An imidazole-based fluorescent sensor for selective detection of Cu2+ and BF3 with environmental applications

Abstract

The specific detection of Cu²⁺ and BF₃ provided the basis for the design of the distinctive dual-sensing chemosensor, 2-(benzo[d]thiazol-2-yl)-6-(1,4,5-triphenyl-1H-imidazol-2-yl) phenol (SP26). SP26 was synthesized successfully using a multi-step process, with its identity confirmed by NMR spectroscopy and HR-MS analysis. The studies were conducted in an 8 : 2 THF/water mixture. The ligand was solubilized in THF/water, whereas the cation salts were dissolved in water. The absorption measurements indicated no detection of cations other than Cu²⁺. The emission experiments revealed that the optical selectivity for the Cu²⁺ ion leads to a reduction in emission intensity.
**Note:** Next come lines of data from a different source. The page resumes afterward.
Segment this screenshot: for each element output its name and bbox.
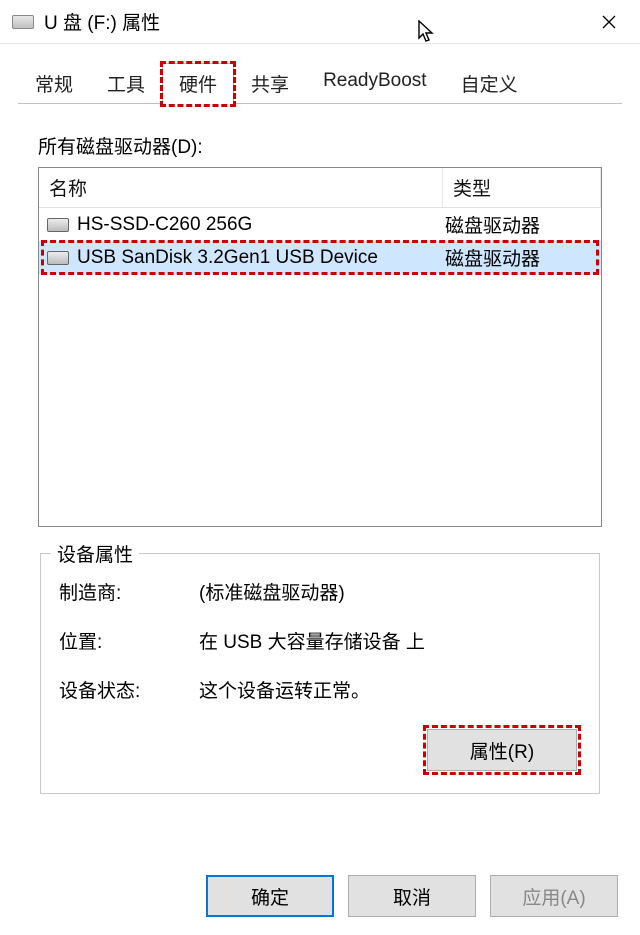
location-value: 在 USB 大容量存储设备 上 <box>199 627 581 654</box>
tab-tools[interactable]: 工具 <box>90 63 162 104</box>
drive-list-label: 所有磁盘驱动器(D): <box>38 132 602 159</box>
status-value: 这个设备运转正常。 <box>199 676 581 703</box>
device-properties-group: 设备属性 制造商: (标准磁盘驱动器) 位置: 在 USB 大容量存储设备 上 … <box>40 553 600 794</box>
location-label: 位置: <box>59 627 199 654</box>
disk-icon <box>47 218 69 232</box>
col-name[interactable]: 名称 <box>39 168 443 207</box>
hardware-panel: 所有磁盘驱动器(D): 名称 类型 HS-SSD-C260 256G 磁盘驱动器… <box>18 104 622 808</box>
disk-icon <box>47 251 69 265</box>
drive-list[interactable]: 名称 类型 HS-SSD-C260 256G 磁盘驱动器 USB SanDisk… <box>38 167 602 527</box>
titlebar: U 盘 (F:) 属性 <box>0 0 640 44</box>
row-type: 磁盘驱动器 <box>445 211 593 238</box>
status-label: 设备状态: <box>59 676 199 703</box>
manufacturer-value: (标准磁盘驱动器) <box>199 578 581 605</box>
apply-button[interactable]: 应用(A) <box>490 875 618 917</box>
tab-hardware[interactable]: 硬件 <box>162 63 234 104</box>
tab-sharing[interactable]: 共享 <box>234 63 306 104</box>
table-row[interactable]: HS-SSD-C260 256G 磁盘驱动器 <box>39 208 601 241</box>
row-name: HS-SSD-C260 256G <box>77 214 445 236</box>
cancel-button[interactable]: 取消 <box>348 875 476 917</box>
manufacturer-label: 制造商: <box>59 578 199 605</box>
row-name: USB SanDisk 3.2Gen1 USB Device <box>77 247 445 269</box>
close-button[interactable] <box>584 2 634 42</box>
window-title: U 盘 (F:) 属性 <box>44 8 584 35</box>
tab-general[interactable]: 常规 <box>18 63 90 104</box>
device-properties-legend: 设备属性 <box>51 540 139 567</box>
drive-icon <box>12 15 34 29</box>
tab-custom[interactable]: 自定义 <box>444 63 535 104</box>
row-type: 磁盘驱动器 <box>445 244 593 271</box>
drive-list-header: 名称 类型 <box>39 168 601 208</box>
ok-button[interactable]: 确定 <box>206 875 334 917</box>
device-properties-button[interactable]: 属性(R) <box>427 729 577 771</box>
table-row[interactable]: USB SanDisk 3.2Gen1 USB Device 磁盘驱动器 <box>39 241 601 274</box>
col-type[interactable]: 类型 <box>443 168 601 207</box>
tab-readyboost[interactable]: ReadyBoost <box>306 63 444 104</box>
dialog-footer: 确定 取消 应用(A) <box>0 875 640 917</box>
tab-strip: 常规 工具 硬件 共享 ReadyBoost 自定义 <box>18 62 622 104</box>
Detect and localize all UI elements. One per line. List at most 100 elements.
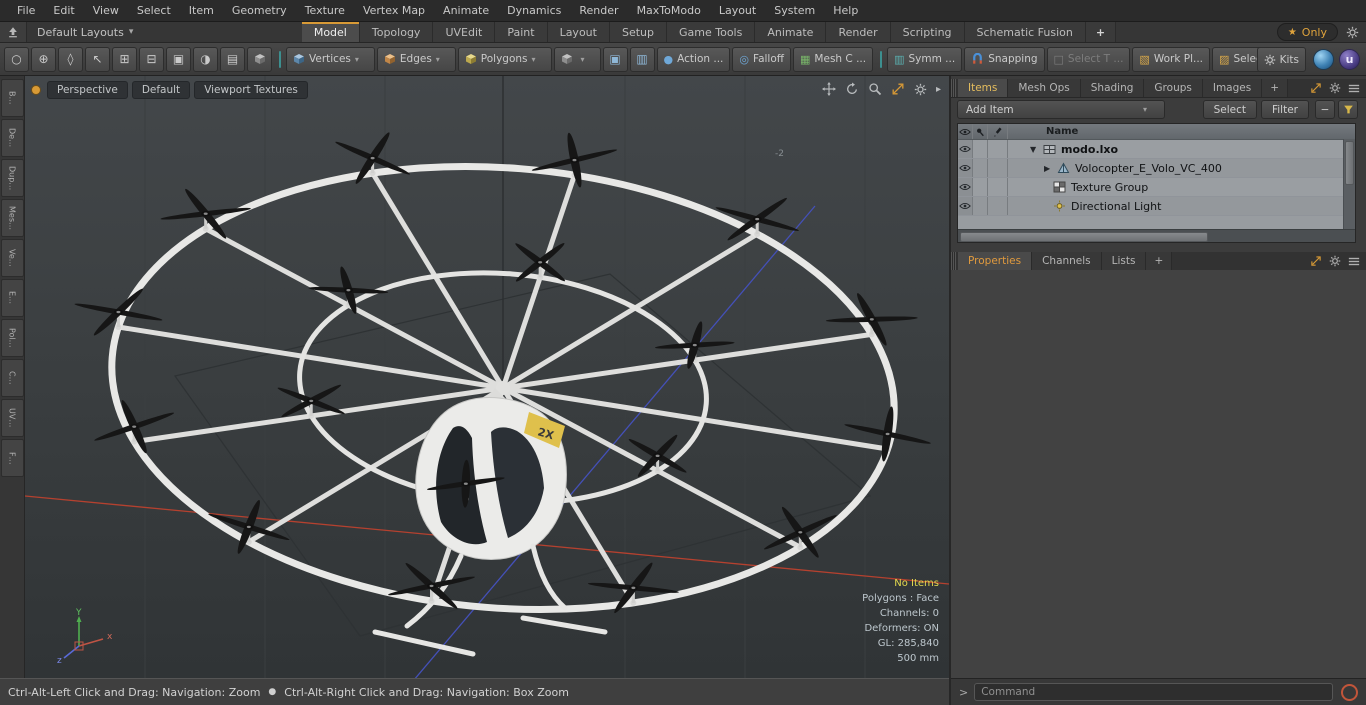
menu-view[interactable]: View bbox=[84, 4, 128, 17]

Likewise, with BF₃, the emission intensity diminishes with the bathochromic shift. The limit of detection (LoD) for Cu²⁺ is 381 pM, and for BF₃ it is 307 pM. After adding BF₃ and Cu²⁺ to SP26, the complex formation was so quick that it happened within a fraction of a second. Triethylamine (TEA) was used for BF₃, and ethylenediamine tetraacetic acid (EDTA) for Cu²⁺ to determine the reversibility. FT-IR, HR-MS, Job's plot, DFT, and ¹H NMR titration analyses confirmed that chemosensor SP26 was bound to Cu²⁺ and BF₃. Paper test strips showed the potential of the chemosensor SP26 for the environmental detection of Cu²⁺ and BF₃. The quantitative analysis of Cu²⁺ was examined with environmental water samples.